Records and regulations get more complex for members of a partnership. Enlist the help of a professional for tax advice specific to your situation and to help you find ways to lower taxable income.
LLC electing corporate tax status
Electing corporate tax status is a tactical choice for an LLC. Your tax obligations can look different depending on whether you adopt C-corp or S-corp status. Here’s a breakdown of what you’ll file with the IRS.
| C-corp | S-corp |
LLC tax filing | File Form 1120 to report income, deductions, and credits. Income tax liability, paid at the corporate rate, is calculated using this form. | File Form 1120S. No federal tax is paid at the corporate level because income, gains, losses, deductions, and credits pass through to the owner. |
Personal tax filing | Report and pay taxes on dividends received from the LLC on your personal tax return. | Report your share of the corporation’s income (or loss) on your personal tax return using Form K-1. Your individual income tax rate determines tax liability. |
4 tips to optimize your LLC tax filing
It’s easy to stumble along the way when navigating the ins and outs of filing taxes for an LLC. These tips can help to minimize errors along the way:
1. Keep personal and business finances separate
This can lead to confusion and errors in tax filings. Always use a dedicated business account for all business transactions.

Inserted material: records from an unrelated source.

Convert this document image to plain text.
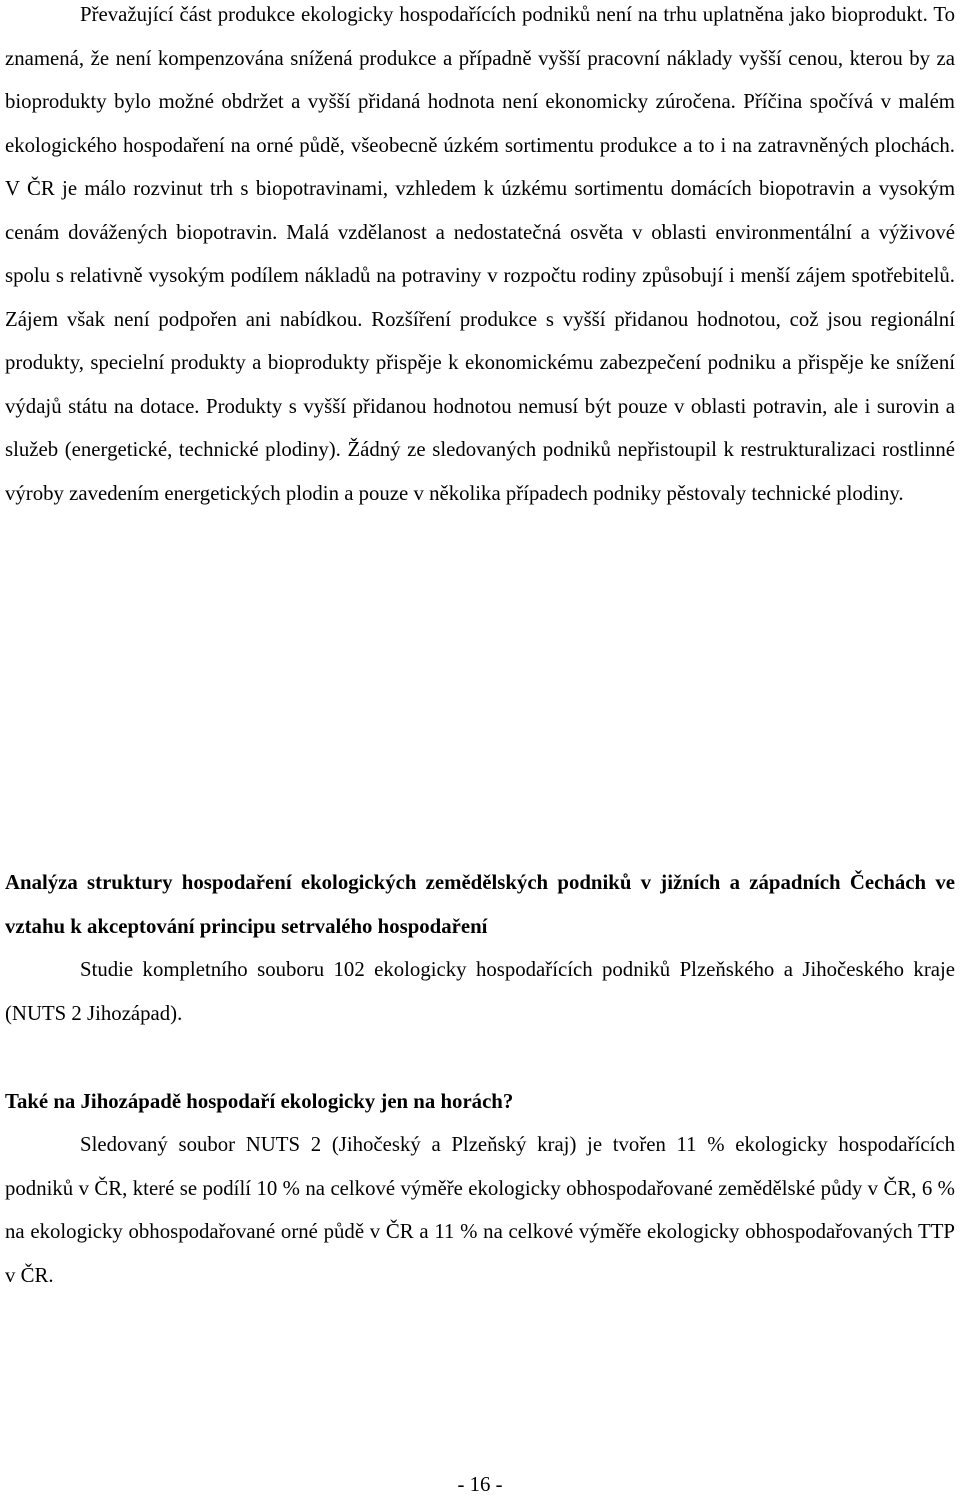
Převažující část produkce ekologicky hospodařících podniků není na trhu uplatněna jako bioprodukt. To znamená, že není kompenzována snížená produkce a případně vyšší pracovní náklady vyšší cenou, kterou by za bioprodukty bylo možné obdržet a vyšší přidaná hodnota není ekonomicky zúročena. Příčina spočívá v malém ekologického hospodaření na orné půdě, všeobecně úzkém sortimentu produkce a to i na zatravněných plochách. V ČR je málo rozvinut trh s biopotravinami, vzhledem k úzkému sortimentu domácích biopotravin a vysokým cenám dovážených biopotravin. Malá vzdělanost a nedostatečná osvěta v oblasti environmentální a výživové spolu s relativně vysokým podílem nákladů na potraviny v rozpočtu rodiny způsobují i menší zájem spotřebitelů. Zájem však není podpořen ani nabídkou. Rozšíření produkce s vyšší přidanou hodnotou, což jsou regionální produkty, specielní produkty a bioprodukty přispěje k ekonomickému zabezpečení podniku a přispěje ke snížení výdajů státu na dotace. Produkty s vyšší přidanou hodnotou nemusí být pouze v oblasti potravin, ale i surovin a služeb (energetické, technické plodiny). Žádný ze sledovaných podniků nepřistoupil k restrukturalizaci rostlinné výroby zavedením energetických plodin a pouze v několika případech podniky pěstovaly technické plodiny.

Analýza struktury hospodaření ekologických zemědělských podniků v jižních a západních Čechách ve vztahu k akceptování principu setrvalého hospodaření

Studie kompletního souboru 102 ekologicky hospodařících podniků Plzeňského a Jihočeského kraje (NUTS 2 Jihozápad).

Také na Jihozápadě hospodaří ekologicky jen na horách?

Sledovaný soubor NUTS 2 (Jihočeský a Plzeňský kraj) je tvořen 11 % ekologicky hospodařících podniků v ČR, které se podílí 10 % na celkové výměře ekologicky obhospodařované zemědělské půdy v ČR, 6 % na ekologicky obhospodařované orné půdě v ČR a 11 % na celkové výměře ekologicky obhospodařovaných TTP v ČR.

- 16 -
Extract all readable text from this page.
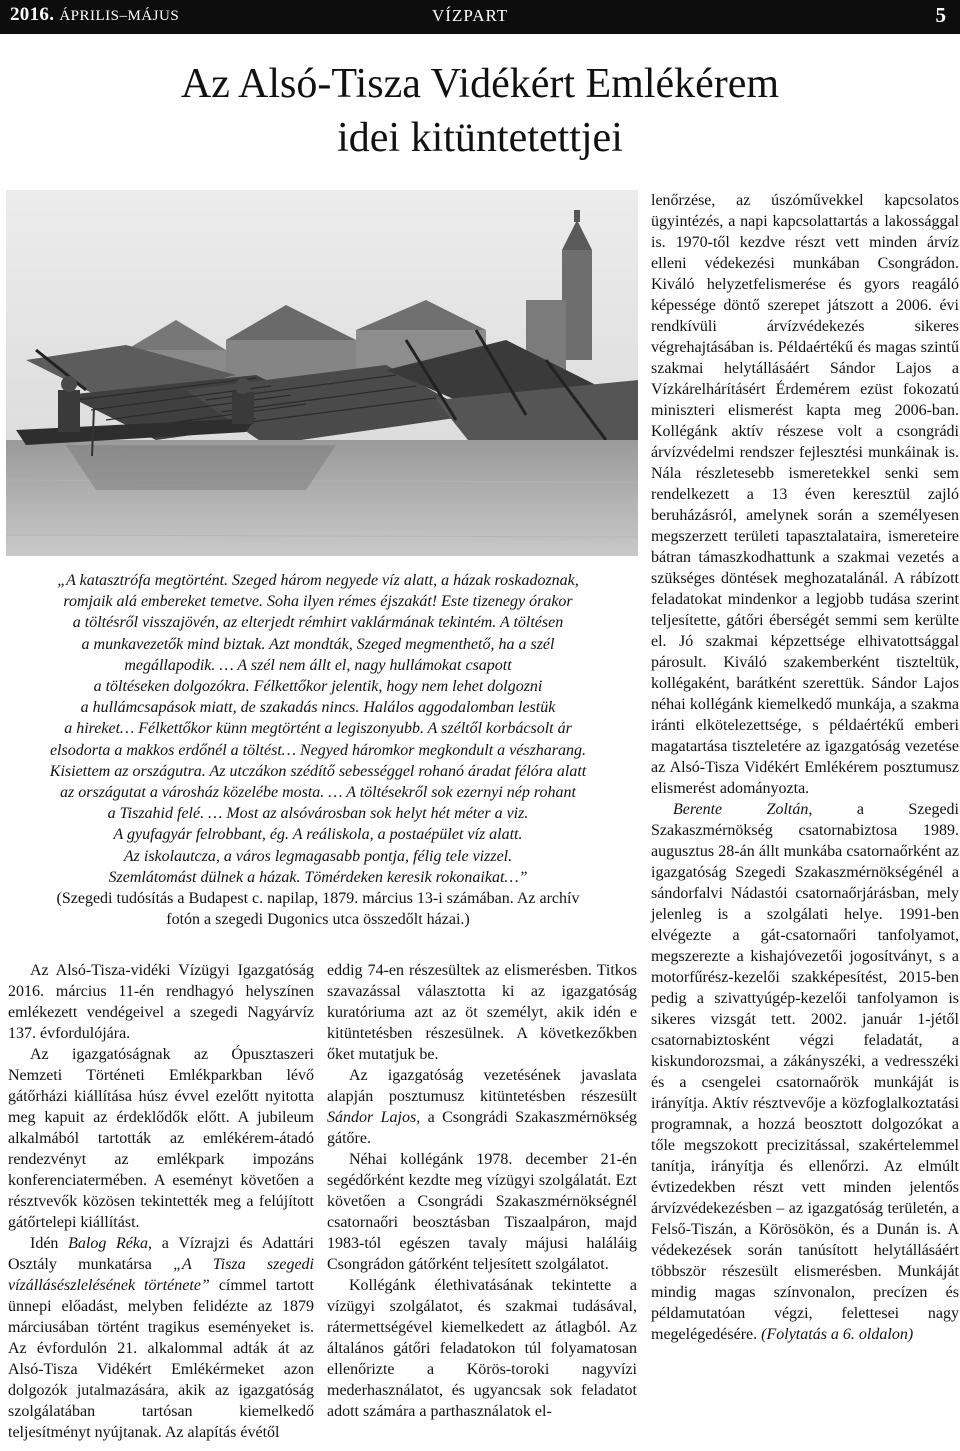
2016. ÁPRILIS–MÁJUS	VÍZPART	5
Az Alsó-Tisza Vidékért Emlékérem
idei kitüntetettjei
„A katasztrófa megtörtént. Szeged három negyede víz alatt, a házak roskadoznak,
romjaik alá embereket temetve. Soha ilyen rémes éjszakát! Este tizenegy órakor
a töltésről visszajövén, az elterjedt rémhirt vaklármának tekintém. A töltésen
a munkavezetők mind biztak. Azt mondták, Szeged megmenthető, ha a szél
megállapodik. … A szél nem állt el, nagy hullámokat csapott
a töltéseken dolgozókra. Félkettőkor jelentik, hogy nem lehet dolgozni
a hullámcsapások miatt, de szakadás nincs. Halálos aggodalomban lestük
a hireket… Félkettőkor künn megtörtént a legiszonyubb. A széltől korbácsolt ár
elsodorta a makkos erdőnél a töltést… Negyed háromkor megkondult a vészharang.
Kisiettem az országutra. Az utczákon szédítő sebességgel rohanó áradat félóra alatt
az országutat a városház közelébe mosta. … A töltésekről sok ezernyi nép rohant
a Tiszahid felé. … Most az alsóvárosban sok helyt hét méter a viz.
A gyufagyár felrobbant, ég. A reáliskola, a postaépület víz alatt.
Az iskolautcza, a város legmagasabb pontja, félig tele vizzel.
Szemlátomást dülnek a házak. Tömérdeken keresik rokonaikat…”
(Szegedi tudósítás a Budapest c. napilap, 1879. március 13-i számában. Az archív
fotón a szegedi Dugonics utca összedőlt házai.)

Az Alsó-Tisza-vidéki Vízügyi Igazgatóság 2016. március 11-én rendhagyó helyszínen emlékezett vendégeivel a szegedi Nagyárvíz 137. évfordulójára.

Az igazgatóságnak az Ópusztaszeri Nemzeti Történeti Emlékparkban lévő gátőrházi kiállítása húsz évvel ezelőtt nyitotta meg kapuit az érdeklődők előtt. A jubileum alkalmából tartották az emlékérem-átadó rendezvényt az emlékpark impozáns konferenciatermében. A eseményt követően a résztvevők közösen tekintették meg a felújított gátőrtelepi kiállítást.

Idén Balog Réka, a Vízrajzi és Adattári Osztály munkatársa „A Tisza szegedi vízállásészlelésének története” címmel tartott ünnepi előadást, melyben felidézte az 1879 márciusában történt tragikus eseményeket is. Az évfordulón 21. alkalommal adták át az Alsó-Tisza Vidékért Emlékérmeket azon dolgozók jutalmazására, akik az igazgatóság szolgálatában tartósan kiemelkedő teljesítményt nyújtanak. Az alapítás évétől

eddig 74-en részesültek az elismerésben. Titkos szavazással választotta ki az igazgatóság kuratóriuma azt az öt személyt, akik idén e kitüntetésben részesülnek. A következőkben őket mutatjuk be.

Az igazgatóság vezetésének javaslata alapján posztumusz kitüntetésben részesült Sándor Lajos, a Csongrádi Szakaszmérnökség gátőre.

Néhai kollégánk 1978. december 21-én segédőrként kezdte meg vízügyi szolgálatát. Ezt követően a Csongrádi Szakaszmérnökségnél csatornaőri beosztásban Tiszaalpáron, majd 1983-tól egészen tavaly májusi haláláig Csongrádon gátőrként teljesített szolgálatot.

Kollégánk élethivatásának tekintette a vízügyi szolgálatot, és szakmai tudásával, rátermettségével kiemelkedett az átlagból. Az általános gátőri feladatokon túl folyamatosan ellenőrizte a Körös-toroki nagyvízi mederhasználatot, és ugyancsak sok feladatot adott számára a parthasználatok el-

lenőrzése, az úszóművekkel kapcsolatos ügyintézés, a napi kapcsolattartás a lakossággal is. 1970-től kezdve részt vett minden árvíz elleni védekezési munkában Csongrádon. Kiváló helyzetfelismerése és gyors reagáló képessége döntő szerepet játszott a 2006. évi rendkívüli árvízvédekezés sikeres végrehajtásában is. Példaértékű és magas szintű szakmai helytállásáért Sándor Lajos a Vízkárelhárításért Érdemérem ezüst fokozatú miniszteri elismerést kapta meg 2006-ban. Kollégánk aktív részese volt a csongrádi árvízvédelmi rendszer fejlesztési munkáinak is. Nála részletesebb ismeretekkel senki sem rendelkezett a 13 éven keresztül zajló beruházásról, amelynek során a személyesen megszerzett területi tapasztalataira, ismereteire bátran támaszkodhattunk a szakmai vezetés a szükséges döntések meghozatalánál. A rábízott feladatokat mindenkor a legjobb tudása szerint teljesítette, gátőri éberségét semmi sem kerülte el. Jó szakmai képzettsége elhivatottsággal párosult. Kiváló szakemberként tiszteltük, kollégaként, barátként szerettük. Sándor Lajos néhai kollégánk kiemelkedő munkája, a szakma iránti elkötelezettsége, s példaértékű emberi magatartása tiszteletére az igazgatóság vezetése az Alsó-Tisza Vidékért Emlékérem posztumusz elismerést adományozta.

Berente Zoltán, a Szegedi Szakaszmérnökség csatornabiztosa 1989. augusztus 28-án állt munkába csatornaőrként az igazgatóság Szegedi Szakaszmérnökségénél a sándorfalvi Nádastói csatornaőrjárásban, mely jelenleg is a szolgálati helye. 1991-ben elvégezte a gát-csatornaőri tanfolyamot, megszerezte a kishajóvezetői jogosítványt, s a motorfűrész-kezelői szakképesítést, 2015-ben pedig a szivattyúgép-kezelői tanfolyamon is sikeres vizsgát tett. 2002. január 1-jétől csatornabiztosként végzi feladatát, a kiskundorozsmai, a zákányszéki, a vedresszéki és a csengelei csatornaőrök munkáját is irányítja. Aktív résztvevője a közfoglalkoztatási programnak, a hozzá beosztott dolgozókat a tőle megszokott precizitással, szakértelemmel tanítja, irányítja és ellenőrzi. Az elmúlt évtizedekben részt vett minden jelentős árvízvédekezésben – az igazgatóság területén, a Felső-Tiszán, a Körösökön, és a Dunán is. A védekezések során tanúsított helytállásáért többször részesült elismerésben. Munkáját mindig magas színvonalon, precízen és példamutatóan végzi, felettesei nagy megelégedésére. (Folytatás a 6. oldalon)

2. Take advantage of business tax deductions
Why pay more tax than necessary? You can utilize many business tax deductions to lower the total you must pay in taxes. Track and write off home office expenses, travel costs and business insurance.
Many forms of business insurance are tax deductible. The IRS allows you to deduct “ordinary and necessary” expenses for your business and industry. You can easily deduct your business insurance from your taxes. Here are some common forms that are easily deducted from most small business taxes:
- General liability insurance covers property damages or injuries on other people’s property. For example, if you are a tradesperson this is an ordinary and necessary insurance form to have when working on client homes.

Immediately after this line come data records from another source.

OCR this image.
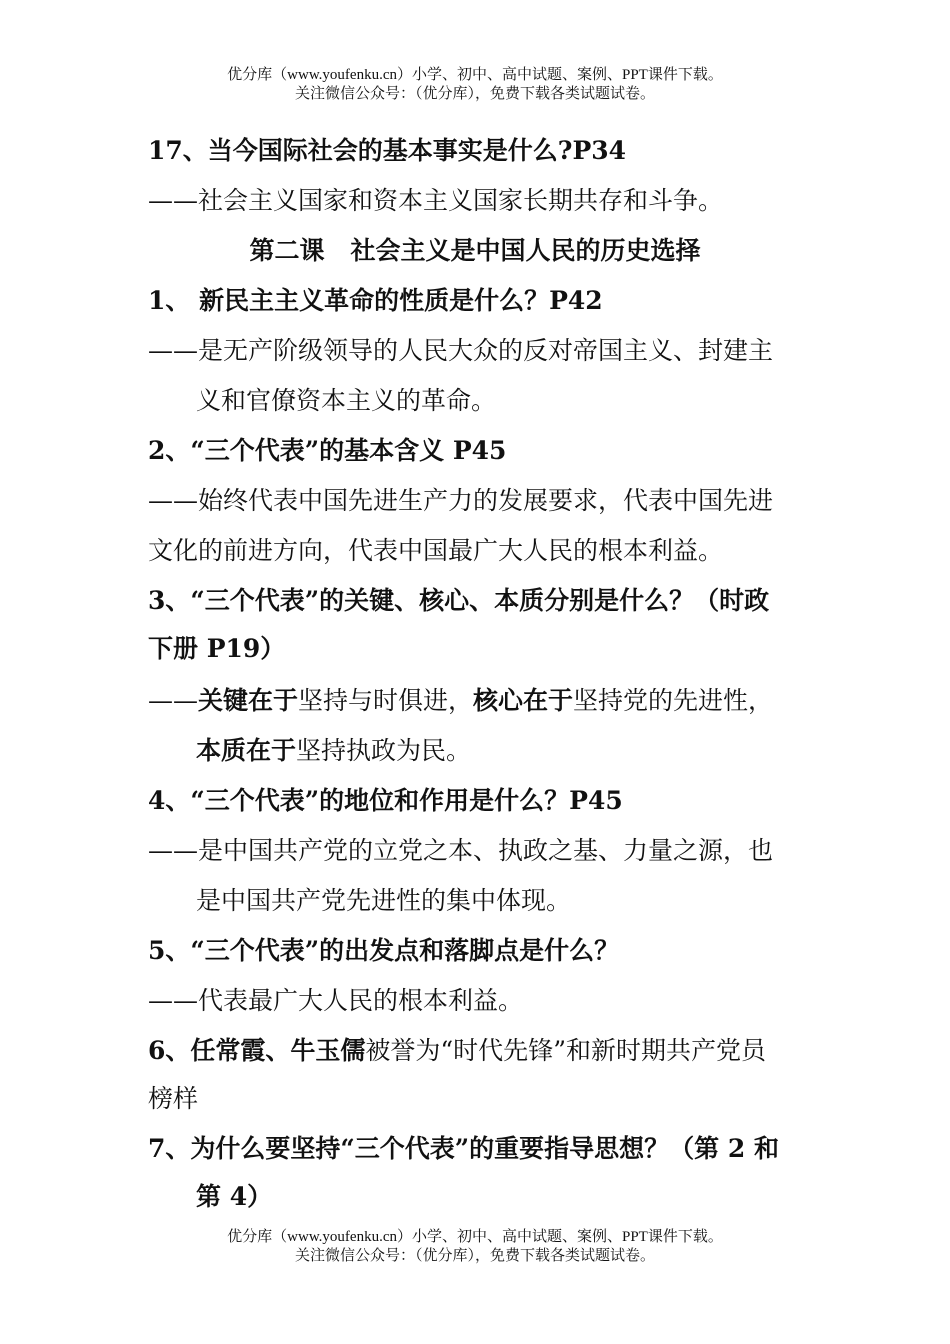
优分库（www.youfenku.cn）小学、初中、高中试题、案例、PPT课件下载。
关注微信公众号：（优分库），免费下载各类试题试卷。
17、当今国际社会的基本事实是什么?P34
——社会主义国家和资本主义国家长期共存和斗争。
第二课   社会主义是中国人民的历史选择
1、 新民主主义革命的性质是什么？P42
——是无产阶级领导的人民大众的反对帝国主义、封建主
义和官僚资本主义的革命。
2、“三个代表”的基本含义 P45
——始终代表中国先进生产力的发展要求，代表中国先进
文化的前进方向，代表中国最广大人民的根本利益。
3、“三个代表”的关键、核心、本质分别是什么？（时政
下册 P19）
——关键在于坚持与时俱进，核心在于坚持党的先进性，
本质在于坚持执政为民。
4、“三个代表”的地位和作用是什么？P45
——是中国共产党的立党之本、执政之基、力量之源，也
是中国共产党先进性的集中体现。
5、“三个代表”的出发点和落脚点是什么？
——代表最广大人民的根本利益。
6、任常霞、牛玉儒被誉为“时代先锋”和新时期共产党员
榜样
7、为什么要坚持“三个代表”的重要指导思想？（第 2 和
第 4）
优分库（www.youfenku.cn）小学、初中、高中试题、案例、PPT课件下载。
关注微信公众号：（优分库），免费下载各类试题试卷。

- Professional liability insurance covers professional mistakes and costs related to those mistakes. If you are in an industry that gives advice that could cause harm, then this may be something you need.
- Most states require workers’ compensation insurance if you have employees, and this would make it easily deductible on your taxes.
- If you need a commercial property or vehicle for your business, then commercial property insurance or commercial auto insurance are required forms of insurance and, therefore, tax deductible.
3. Set money aside to pay your taxes
You can avoid a financial crunch at tax time by regularly setting aside a portion of your income to cover your tax liabilities.
4. Don’t misclassify employees and contractors
Learn the difference between employees and independent contractors in your state and classify them correctly to avoid significant tax and legal consequences.